Kidd-Gilchrist could easily morph into a poor-man’s Grant Hill, but he has to increase the number of plays he makes for his fellow Hornets. Right now Kidd-Gilchrist averages just 1.3 assists per game. That is not good enough. If he cannot space the floor, then he needs to take on more of a penetrator role, getting into the paint and dishing the ball to guys who can make a shot.

As for Cody Zeller, that is a tough one. He certainly showed some flashes this year, and his field goal percentage jumped from a miserable 42.6% to a respectable 46.1%. However, he still cannot finish around the rim. Within three feet of the basket, Zeller makes just 57.4% of his attempts. That is not good for a big man. Al Jefferson, for example, makes 65.7% of those shots for his career.

There is hope, in his second year, Jefferson himself shot only 59.8% in that same situation, so Zeller can improve. Shot selection for Zeller also needs to improve. He takes over 37% of his shots between 16 feet and the three point range. Those long twos are the least efficient shots in the NBA, and Zeller makes just 35% of them. He needs to stop shooting from that area. Either get into the paint, or learn, as Steve Clifford suggested, to hit from behind the three point line.

If Zeller could make 35% of his three point shots, then he would become a devastating offensive weapon, similar to Kevin Love and Ryan Anderson.

"Q. Obviously the injuries were a factor in your record, but is there anything you learned from this season that you have to reflect upon and change?I think we have to maintain flexibility – and I don’t just mean roster and salary cap. We have to be able to adjust to our personnel and who is playing well and who is not injured. At times recognize if Al Jefferson is out and our low-post game therefore isn’t effective, how can we use players who are playing to consistently perform at the offensive end? I think we were inconsistent in our ability to generate offense. We made a lot of changes with five (new) guys, so the beginning of the season was more about getting used to each other. We developed that consistency at the defensive end.We have to develop third weapons (behind Jefferson and Kemba Walker). There were games where we scored 100 points and other games where we were down in the 60s. Crazy."

Judging from the comments from Hornets fans all over Charlotte, even the mild suggestion that the team will abandon the post-up, grind-it-out offensive style will be met with wild celebrations.

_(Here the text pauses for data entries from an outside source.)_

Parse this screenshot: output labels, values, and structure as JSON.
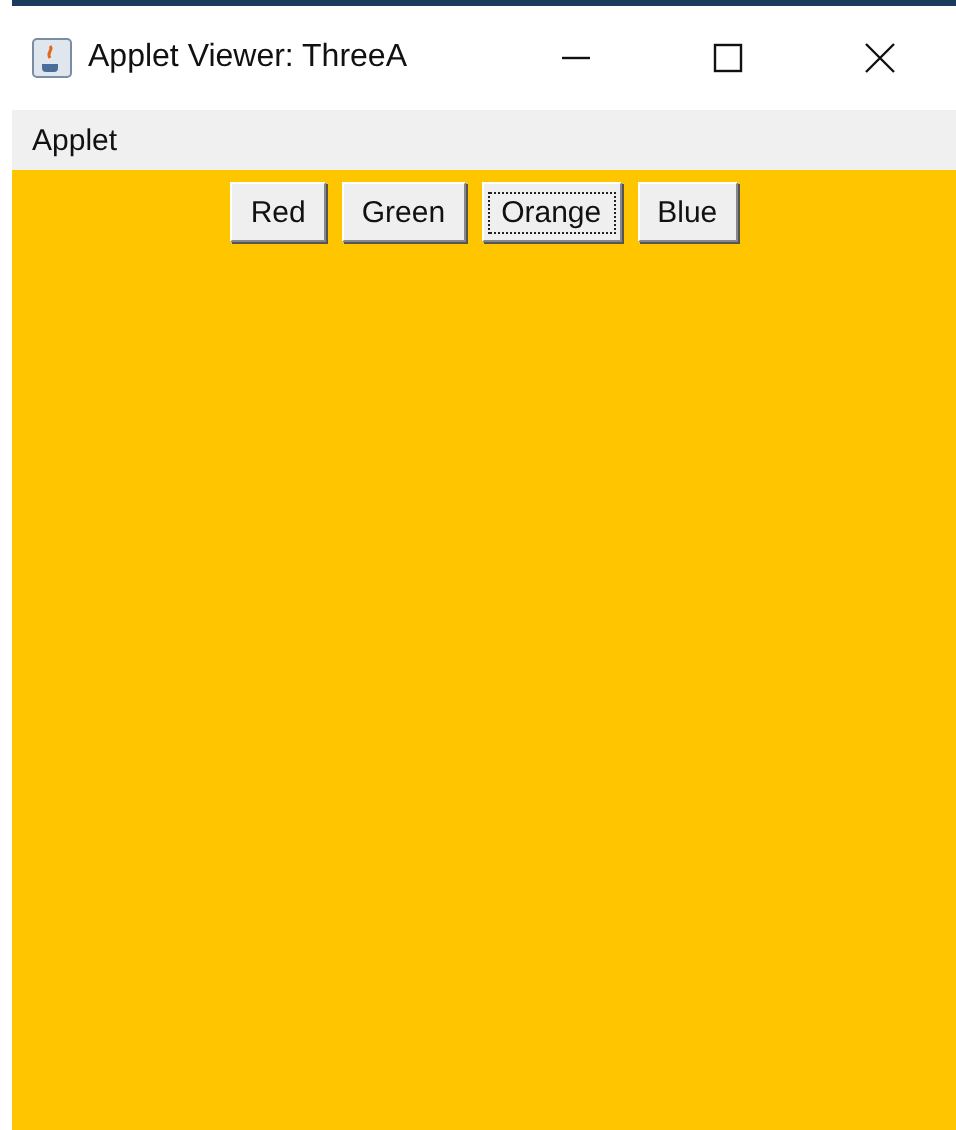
{
  "window": {
    "title": "Applet Viewer: ThreeA"
  },
  "menu_bar": [
    "Applet"
  ],
  "buttons": [
    {
      "label": "Red",
      "focused": false
    },
    {
      "label": "Green",
      "focused": false
    },
    {
      "label": "Orange",
      "focused": true
    },
    {
      "label": "Blue",
      "focused": false
    }
  ]
}
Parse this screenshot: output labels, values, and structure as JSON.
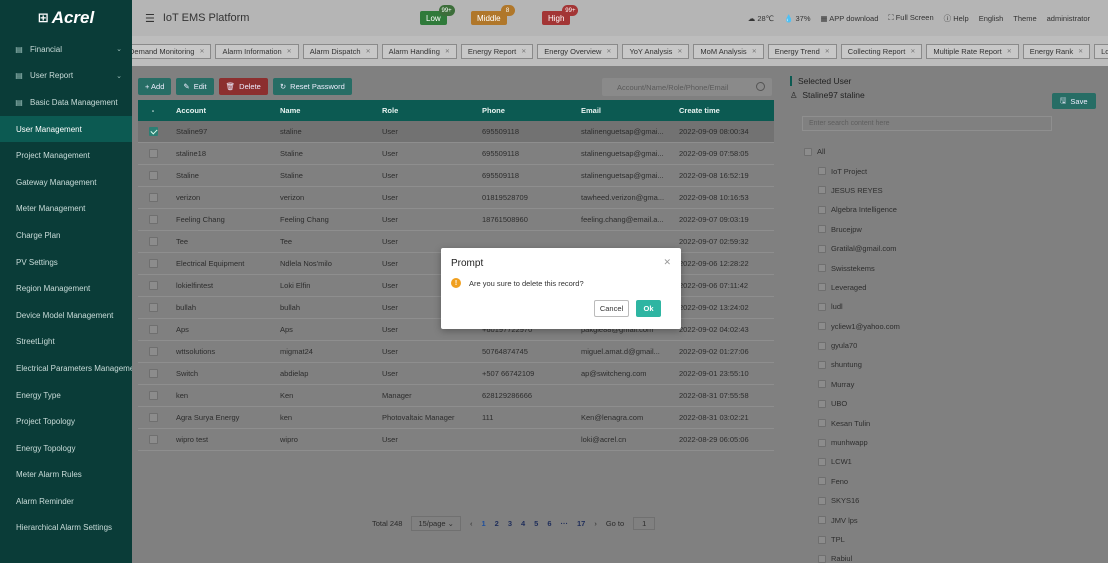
{
  "app": {
    "logo": "Acrel",
    "title": "IoT EMS Platform"
  },
  "colors": {
    "sidebar_bg": "#0a3c38",
    "primary": "#0c5a52",
    "accent": "#2eb5a2",
    "low": "#3aa14a",
    "middle": "#e69a1e",
    "high": "#d84040"
  },
  "header": {
    "alarms": [
      {
        "label": "Low",
        "count": "99+"
      },
      {
        "label": "Middle",
        "count": "8"
      },
      {
        "label": "High",
        "count": "99+"
      }
    ],
    "temperature": "28℃",
    "humidity": "37%",
    "app_download": "APP download",
    "full_screen": "Full Screen",
    "help": "Help",
    "language": "English",
    "theme": "Theme",
    "user": "administrator"
  },
  "sidebar": {
    "items": [
      {
        "label": "Financial",
        "icon": "financial-icon",
        "arrow": "⌄"
      },
      {
        "label": "User Report",
        "icon": "report-icon",
        "arrow": "⌄"
      },
      {
        "label": "Basic Data Management",
        "icon": "data-icon",
        "arrow": ""
      },
      {
        "label": "User Management",
        "sub": true,
        "active": true
      },
      {
        "label": "Project Management",
        "sub": true
      },
      {
        "label": "Gateway Management",
        "sub": true
      },
      {
        "label": "Meter Management",
        "sub": true
      },
      {
        "label": "Charge Plan",
        "sub": true
      },
      {
        "label": "PV Settings",
        "sub": true
      },
      {
        "label": "Region Management",
        "sub": true
      },
      {
        "label": "Device Model Management",
        "sub": true
      },
      {
        "label": "StreetLight",
        "sub": true
      },
      {
        "label": "Electrical Parameters Management",
        "sub": true
      },
      {
        "label": "Energy Type",
        "sub": true
      },
      {
        "label": "Project Topology",
        "sub": true
      },
      {
        "label": "Energy Topology",
        "sub": true
      },
      {
        "label": "Meter Alarm Rules",
        "sub": true
      },
      {
        "label": "Alarm Reminder",
        "sub": true
      },
      {
        "label": "Hierarchical Alarm Settings",
        "sub": true
      }
    ]
  },
  "tabs": [
    "Demand Monitoring",
    "Alarm Information",
    "Alarm Dispatch",
    "Alarm Handling",
    "Energy Report",
    "Energy Overview",
    "YoY Analysis",
    "MoM Analysis",
    "Energy Trend",
    "Collecting Report",
    "Multiple Rate Report",
    "Energy Rank",
    "Lo"
  ],
  "toolbar": {
    "add": "+ Add",
    "edit": "Edit",
    "delete": "Delete",
    "reset_password": "Reset Password"
  },
  "search": {
    "placeholder": "Account/Name/Role/Phone/Email"
  },
  "table": {
    "columns": [
      "-",
      "Account",
      "Name",
      "Role",
      "Phone",
      "Email",
      "Create time"
    ],
    "rows": [
      {
        "checked": true,
        "account": "Staline97",
        "name": "staline",
        "role": "User",
        "phone": "695509118",
        "email": "stalinenguetsap@gmai...",
        "time": "2022-09-09 08:00:34"
      },
      {
        "checked": false,
        "account": "staline18",
        "name": "Staline",
        "role": "User",
        "phone": "695509118",
        "email": "stalinenguetsap@gmai...",
        "time": "2022-09-09 07:58:05"
      },
      {
        "checked": false,
        "account": "Staline",
        "name": "Staline",
        "role": "User",
        "phone": "695509118",
        "email": "stalinenguetsap@gmai...",
        "time": "2022-09-08 16:52:19"
      },
      {
        "checked": false,
        "account": "verizon",
        "name": "verizon",
        "role": "User",
        "phone": "01819528709",
        "email": "tawheed.verizon@gma...",
        "time": "2022-09-08 10:16:53"
      },
      {
        "checked": false,
        "account": "Feeling Chang",
        "name": "Feeling Chang",
        "role": "User",
        "phone": "18761508960",
        "email": "feeling.chang@email.a...",
        "time": "2022-09-07 09:03:19"
      },
      {
        "checked": false,
        "account": "Tee",
        "name": "Tee",
        "role": "User",
        "phone": "",
        "email": "",
        "time": "2022-09-07 02:59:32"
      },
      {
        "checked": false,
        "account": "Electrical Equipment",
        "name": "Ndlela Nos'milo",
        "role": "User",
        "phone": "",
        "email": "",
        "time": "2022-09-06 12:28:22"
      },
      {
        "checked": false,
        "account": "lokielfintest",
        "name": "Loki Elfin",
        "role": "User",
        "phone": "",
        "email": "",
        "time": "2022-09-06 07:11:42"
      },
      {
        "checked": false,
        "account": "bullah",
        "name": "bullah",
        "role": "User",
        "phone": "",
        "email": "",
        "time": "2022-09-02 13:24:02"
      },
      {
        "checked": false,
        "account": "Aps",
        "name": "Aps",
        "role": "User",
        "phone": "+60197722970",
        "email": "pakgie88@gmail.com",
        "time": "2022-09-02 04:02:43"
      },
      {
        "checked": false,
        "account": "wttsolutions",
        "name": "migmat24",
        "role": "User",
        "phone": "50764874745",
        "email": "miguel.amat.d@gmail...",
        "time": "2022-09-02 01:27:06"
      },
      {
        "checked": false,
        "account": "Switch",
        "name": "abdielap",
        "role": "User",
        "phone": "+507 66742109",
        "email": "ap@switcheng.com",
        "time": "2022-09-01 23:55:10"
      },
      {
        "checked": false,
        "account": "ken",
        "name": "Ken",
        "role": "Manager",
        "phone": "628129286666",
        "email": "",
        "time": "2022-08-31 07:55:58"
      },
      {
        "checked": false,
        "account": "Agra Surya Energy",
        "name": "ken",
        "role": "Photovaltaic Manager",
        "phone": "111",
        "email": "Ken@lenagra.com",
        "time": "2022-08-31 03:02:21"
      },
      {
        "checked": false,
        "account": "wipro test",
        "name": "wipro",
        "role": "User",
        "phone": "",
        "email": "loki@acrel.cn",
        "time": "2022-08-29 06:05:06"
      }
    ]
  },
  "pagination": {
    "total": "Total 248",
    "page_size": "15/page",
    "pages": [
      "1",
      "2",
      "3",
      "4",
      "5",
      "6",
      "···",
      "17"
    ],
    "current": "1",
    "goto_label": "Go to",
    "goto_value": "1"
  },
  "right_panel": {
    "title": "Selected User",
    "selected_user": "Staline97 staline",
    "save": "Save",
    "search_placeholder": "Enter search content here",
    "all_label": "All",
    "projects": [
      "IoT Project",
      "JESUS REYES",
      "Algebra Intelligence",
      "Brucejpw",
      "Gratilal@gmail.com",
      "Swisstekems",
      "Leveraged",
      "ludl",
      "ycliew1@yahoo.com",
      "gyula70",
      "shuntung",
      "Murray",
      "UBO",
      "Kesan Tulin",
      "munhwapp",
      "LCW1",
      "Feno",
      "SKYS16",
      "JMV lps",
      "TPL",
      "Rabiul"
    ]
  },
  "modal": {
    "title": "Prompt",
    "message": "Are you sure to delete this record?",
    "cancel": "Cancel",
    "ok": "Ok"
  }
}
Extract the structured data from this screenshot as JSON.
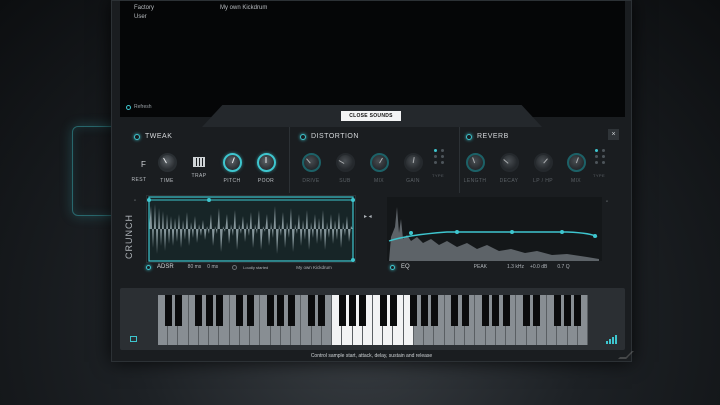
{
  "browser": {
    "categories": [
      "Factory",
      "User"
    ],
    "presets": [
      "My own Kickdrum"
    ],
    "refresh_label": "Refresh"
  },
  "close_sounds_label": "CLOSE SOUNDS",
  "tweak": {
    "title": "TWEAK",
    "f_label": "F",
    "knobs": [
      "REST",
      "TIME",
      "TRAP",
      "PITCH",
      "POOR"
    ]
  },
  "distortion": {
    "title": "DISTORTION",
    "knobs": [
      "DRIVE",
      "SUB",
      "MIX",
      "GAIN"
    ],
    "type_label": "TYPE"
  },
  "reverb": {
    "title": "REVERB",
    "knobs": [
      "LENGTH",
      "DECAY",
      "LP / HP",
      "MIX"
    ],
    "type_label": "TYPE"
  },
  "close_icon": "close-icon",
  "wave": {
    "title": "CRUNCH"
  },
  "adsr": {
    "title": "ADSR",
    "attack": "80 ms",
    "decay": "0 ms",
    "loop_label": "Loudly started",
    "sample_name": "My own Kickdrum"
  },
  "eq": {
    "title": "EQ",
    "band_type": "PEAK",
    "freq": "1.3 kHz",
    "gain": "+0.0 dB",
    "q": "0.7 Q"
  },
  "status_text": "Control sample start, attack, delay, sustain and release",
  "colors": {
    "accent": "#3ec6cf",
    "panel": "#1a1d20",
    "background": "#0c0e10"
  }
}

Fans constantly complain about Al Jefferson holding the ball and the team walking up the court. Polk, in answering this question, seems to stress that the team cannot always play the same style regardless of the personnel on the floor.

When Jefferson was out with his knee injury, the Hornets still tried to slow the game down. The problem was that instead of Jefferson commanding a double-team on the block, there was Jason Maxiell and Bismack Biyombo, two offensive zeros. That meant lots of tough, contested two point jump shots and wild drives into traffic. The team’s back-court was constantly trying to shoot over or drive through multiple defenders.

The offense would stagnate, and the team would have trouble scoring. Nevertheless, Clifford would insist on slowing the game down rather than give his smaller, speedy guards a chance to get some easy transition buckets and early offense. Polk clearly saw that as well, and is intimating that Clifford needs to be more flexible with his style or he may find himself unemployed.

Clifford is a good coach, be he is not a great one. A great coach would have recognized that his big low-post threat was out of the game, and that the best opportunity to score would be increase the pace and let his athletic guards and wings run the floor. This answer also makes me question Clifford’s future with the team. Reading between the lines, I do not see a ringing endorsement of the job Clifford did this season.

Overall, the interview was fascinating to read, and gave fans lots to ponder as we move closer to the NBA draft and the start of free agency in July.